Webhdfs and clone plugin

Hi,
As part of a data protection project, I need to given a certain document, hash some of its values like IP, username etc. In order to do so I use following logstash file:

input {
   stdin {
            add_field => {"type" => "msgtrk"}
            add_field => {"logstash_source" => "XXXXXX"}
    }
}

filter {
  if ([type] == "msgtrk") {
 csv {
    columns => ["timestamp","clientip","clienthostname","serverip","serverhostname","sourcecontext","connectorid","sourcemsg","eventid","internalmessageid","messageid","recipientaddress","recipientstatus","totalbytes","recipientcount","relatedrecipientaddress","reference","messagesubject","senderaddress","returnpath","messageinfo","directionality","tenantid","originalclientip","originalserverip","customdata"]
    separator => ","
    skip_empty_columns => "true"
 }
 mutate {
    gsub =>[
      "serverip", "%.*$","",
      "clientip", "%.*$","",
      "originalserverip", "%.*$",""
           ]
 }
 clone {
   clones => ["msgtrk_hash"]
  }
 }
 if ([type] == "msgtrk_hash") {
 fingerprint {
   key => "testkey"
   method => "SHA256"
   source => ["serverip"]
   target => "serverip"
 }
 fingerprint {
   key => "testkey"
   method => "SHA256"
   source => ["clientip"]
   target => "clientip"
 }
 fingerprint {
   key => "testkey"
   method => "SHA256"
   source => ["originalserverip"]
   target => "originalserverip"
 }

  }
}

output {
  if ([type] == "msgtrk") {
if "_grokparsefailure" not in [tags] {
    elasticsearch {
      hosts           => ["XXXXX:9200"]
      index           => "logstash-access-msgtrk-%{+YYYY.MM.dd}"
    }
} else {
    elasticsearch {
      hosts           => ["XXXXX:9200"]
      index           => "logstash-nomatch-msgtrk-%{+YYYY.MM.dd}"
    }
}
  }
  if ([type] == "msgtrk_hash") {
webhdfs {
  host => "XXXXXX"                 # (required)
  port => 50070                       # (optional, default: 50070)
  standby_host => "XXXXXXX"
  standby_port => 50070
  path => "/user/pepe/logstash-%{+HH}.log"  # (required)
  user => "pepe"                       # (required)
  kerberos_keytab => "/root/pepe.keytab"
  use_kerberos_auth => "true"
}
  }
  stdout { codec => rubydebug }
}

The problem is that I can see that 'msgtrk' and 'msgtrk_hash' are as expected on the stdout but the record that I get in hdfs is not the one with hashed values but just plain fields. This is a bit unexpected as the stdout is correct.

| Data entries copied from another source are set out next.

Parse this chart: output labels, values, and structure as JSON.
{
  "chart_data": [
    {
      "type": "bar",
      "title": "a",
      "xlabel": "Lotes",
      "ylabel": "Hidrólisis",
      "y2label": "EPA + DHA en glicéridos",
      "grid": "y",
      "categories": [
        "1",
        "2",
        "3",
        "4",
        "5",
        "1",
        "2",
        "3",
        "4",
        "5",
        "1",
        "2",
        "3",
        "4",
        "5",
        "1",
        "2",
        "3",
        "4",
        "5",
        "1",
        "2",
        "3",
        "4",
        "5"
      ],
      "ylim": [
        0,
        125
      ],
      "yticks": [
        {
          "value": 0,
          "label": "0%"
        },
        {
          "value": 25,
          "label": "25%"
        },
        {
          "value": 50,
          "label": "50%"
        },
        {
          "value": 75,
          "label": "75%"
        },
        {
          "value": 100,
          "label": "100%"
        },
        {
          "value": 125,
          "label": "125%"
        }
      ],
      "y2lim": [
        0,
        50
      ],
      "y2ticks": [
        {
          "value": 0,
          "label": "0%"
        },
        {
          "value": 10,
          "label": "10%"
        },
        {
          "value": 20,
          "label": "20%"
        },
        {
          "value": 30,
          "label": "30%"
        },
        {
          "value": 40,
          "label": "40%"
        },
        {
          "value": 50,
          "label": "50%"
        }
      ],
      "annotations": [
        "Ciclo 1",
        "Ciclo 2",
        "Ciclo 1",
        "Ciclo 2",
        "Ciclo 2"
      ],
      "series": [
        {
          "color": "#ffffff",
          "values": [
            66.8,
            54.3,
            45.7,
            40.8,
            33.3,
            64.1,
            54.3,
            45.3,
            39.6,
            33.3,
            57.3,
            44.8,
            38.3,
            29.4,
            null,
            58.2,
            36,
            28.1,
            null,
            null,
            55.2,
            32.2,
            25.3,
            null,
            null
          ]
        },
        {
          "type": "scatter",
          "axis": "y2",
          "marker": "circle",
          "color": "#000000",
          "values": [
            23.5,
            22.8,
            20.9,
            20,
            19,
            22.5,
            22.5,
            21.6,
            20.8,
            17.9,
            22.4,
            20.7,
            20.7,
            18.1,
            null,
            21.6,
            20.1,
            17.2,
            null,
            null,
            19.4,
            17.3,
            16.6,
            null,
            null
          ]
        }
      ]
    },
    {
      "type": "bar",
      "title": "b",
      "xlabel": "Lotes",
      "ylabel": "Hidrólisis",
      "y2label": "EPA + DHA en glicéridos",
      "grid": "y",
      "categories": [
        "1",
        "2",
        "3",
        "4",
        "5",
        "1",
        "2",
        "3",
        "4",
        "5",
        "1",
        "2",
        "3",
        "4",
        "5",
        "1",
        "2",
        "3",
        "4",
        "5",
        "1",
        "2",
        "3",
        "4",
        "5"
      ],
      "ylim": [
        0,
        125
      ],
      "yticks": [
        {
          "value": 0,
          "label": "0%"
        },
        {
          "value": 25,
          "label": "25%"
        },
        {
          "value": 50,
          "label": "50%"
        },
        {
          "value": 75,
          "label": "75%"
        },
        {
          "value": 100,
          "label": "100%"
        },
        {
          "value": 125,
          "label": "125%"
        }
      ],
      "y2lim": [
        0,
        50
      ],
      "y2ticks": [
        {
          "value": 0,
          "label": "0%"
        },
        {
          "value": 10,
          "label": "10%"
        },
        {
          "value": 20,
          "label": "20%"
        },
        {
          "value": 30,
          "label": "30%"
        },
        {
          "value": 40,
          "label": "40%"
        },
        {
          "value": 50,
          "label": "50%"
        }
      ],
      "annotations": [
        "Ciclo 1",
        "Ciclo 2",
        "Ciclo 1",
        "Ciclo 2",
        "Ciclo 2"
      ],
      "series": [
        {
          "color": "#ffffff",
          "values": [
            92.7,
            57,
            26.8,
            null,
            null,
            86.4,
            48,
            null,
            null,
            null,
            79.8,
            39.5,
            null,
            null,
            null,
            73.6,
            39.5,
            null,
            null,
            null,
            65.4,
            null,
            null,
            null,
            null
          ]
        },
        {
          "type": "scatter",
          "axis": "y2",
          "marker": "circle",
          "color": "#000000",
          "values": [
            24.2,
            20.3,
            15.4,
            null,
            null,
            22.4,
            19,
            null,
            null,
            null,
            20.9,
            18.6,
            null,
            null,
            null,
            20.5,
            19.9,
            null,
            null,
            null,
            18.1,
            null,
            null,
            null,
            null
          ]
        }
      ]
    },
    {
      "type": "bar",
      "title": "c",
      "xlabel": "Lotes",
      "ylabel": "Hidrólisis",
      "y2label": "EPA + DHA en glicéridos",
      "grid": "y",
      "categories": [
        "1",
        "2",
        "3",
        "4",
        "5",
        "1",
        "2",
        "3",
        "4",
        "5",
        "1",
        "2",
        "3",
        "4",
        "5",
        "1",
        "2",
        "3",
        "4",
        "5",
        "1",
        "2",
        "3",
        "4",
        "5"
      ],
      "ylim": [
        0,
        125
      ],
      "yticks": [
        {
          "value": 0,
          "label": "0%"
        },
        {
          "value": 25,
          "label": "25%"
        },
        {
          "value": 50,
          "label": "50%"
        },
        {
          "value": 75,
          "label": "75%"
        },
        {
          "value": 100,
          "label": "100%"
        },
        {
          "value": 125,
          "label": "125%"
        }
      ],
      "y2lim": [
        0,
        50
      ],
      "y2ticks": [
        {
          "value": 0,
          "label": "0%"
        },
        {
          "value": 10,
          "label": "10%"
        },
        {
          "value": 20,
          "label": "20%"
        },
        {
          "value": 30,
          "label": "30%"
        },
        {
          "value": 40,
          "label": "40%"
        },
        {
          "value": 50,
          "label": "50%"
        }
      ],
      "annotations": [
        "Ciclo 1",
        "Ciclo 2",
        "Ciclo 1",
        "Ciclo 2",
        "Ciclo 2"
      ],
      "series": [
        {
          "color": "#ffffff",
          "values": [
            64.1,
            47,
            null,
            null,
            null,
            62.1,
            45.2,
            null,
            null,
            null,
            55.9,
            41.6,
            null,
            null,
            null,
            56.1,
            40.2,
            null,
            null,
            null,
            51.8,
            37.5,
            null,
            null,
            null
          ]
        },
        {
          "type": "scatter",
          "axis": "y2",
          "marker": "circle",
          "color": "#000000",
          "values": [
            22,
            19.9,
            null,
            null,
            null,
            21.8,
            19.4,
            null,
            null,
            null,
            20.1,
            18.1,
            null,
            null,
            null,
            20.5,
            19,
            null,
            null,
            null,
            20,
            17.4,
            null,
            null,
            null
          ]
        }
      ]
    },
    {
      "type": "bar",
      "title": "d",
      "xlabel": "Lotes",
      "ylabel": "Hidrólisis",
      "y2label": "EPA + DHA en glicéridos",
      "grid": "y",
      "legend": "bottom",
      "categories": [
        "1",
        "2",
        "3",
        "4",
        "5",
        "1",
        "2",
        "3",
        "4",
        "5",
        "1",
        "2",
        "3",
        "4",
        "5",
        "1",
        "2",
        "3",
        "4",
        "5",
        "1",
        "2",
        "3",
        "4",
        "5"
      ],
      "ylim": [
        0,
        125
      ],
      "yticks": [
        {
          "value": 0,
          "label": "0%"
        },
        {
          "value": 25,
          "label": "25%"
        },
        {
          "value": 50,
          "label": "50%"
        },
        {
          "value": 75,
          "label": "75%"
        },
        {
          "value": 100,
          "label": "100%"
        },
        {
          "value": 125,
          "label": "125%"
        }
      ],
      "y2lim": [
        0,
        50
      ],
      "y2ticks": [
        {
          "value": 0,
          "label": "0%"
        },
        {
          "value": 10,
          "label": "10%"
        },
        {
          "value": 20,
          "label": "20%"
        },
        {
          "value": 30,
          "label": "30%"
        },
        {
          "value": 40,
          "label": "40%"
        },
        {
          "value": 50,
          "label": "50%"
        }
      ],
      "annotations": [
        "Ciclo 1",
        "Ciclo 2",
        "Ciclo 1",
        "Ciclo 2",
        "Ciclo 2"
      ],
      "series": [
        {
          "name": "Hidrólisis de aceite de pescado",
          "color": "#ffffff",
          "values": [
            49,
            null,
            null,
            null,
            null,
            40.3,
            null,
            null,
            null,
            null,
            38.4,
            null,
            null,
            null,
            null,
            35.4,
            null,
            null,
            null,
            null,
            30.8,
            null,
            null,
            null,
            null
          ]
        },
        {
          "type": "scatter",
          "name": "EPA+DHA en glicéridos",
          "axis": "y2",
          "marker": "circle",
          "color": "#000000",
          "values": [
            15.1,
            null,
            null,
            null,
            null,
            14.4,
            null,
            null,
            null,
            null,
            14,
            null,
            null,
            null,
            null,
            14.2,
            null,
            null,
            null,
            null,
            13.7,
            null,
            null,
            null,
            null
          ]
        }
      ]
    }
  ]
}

These are the versions I am using:

./vendor/jruby/bin/gem list | egrep -e '(webhdfs|fingerprint|clone)'
logstash-filter-clone (3.0.4)
logstash-filter-fingerprint (3.1.1)
logstash-output-webhdfs (3.0.4)
webhdfs (0.8.0)
/usr/share/logstash/bin/logstash -V
logstash 5.6.4

Does someone have similar experience?
Thank you,
Ruben

This topic was automatically closed 28 days after the last reply. New replies are no longer allowed.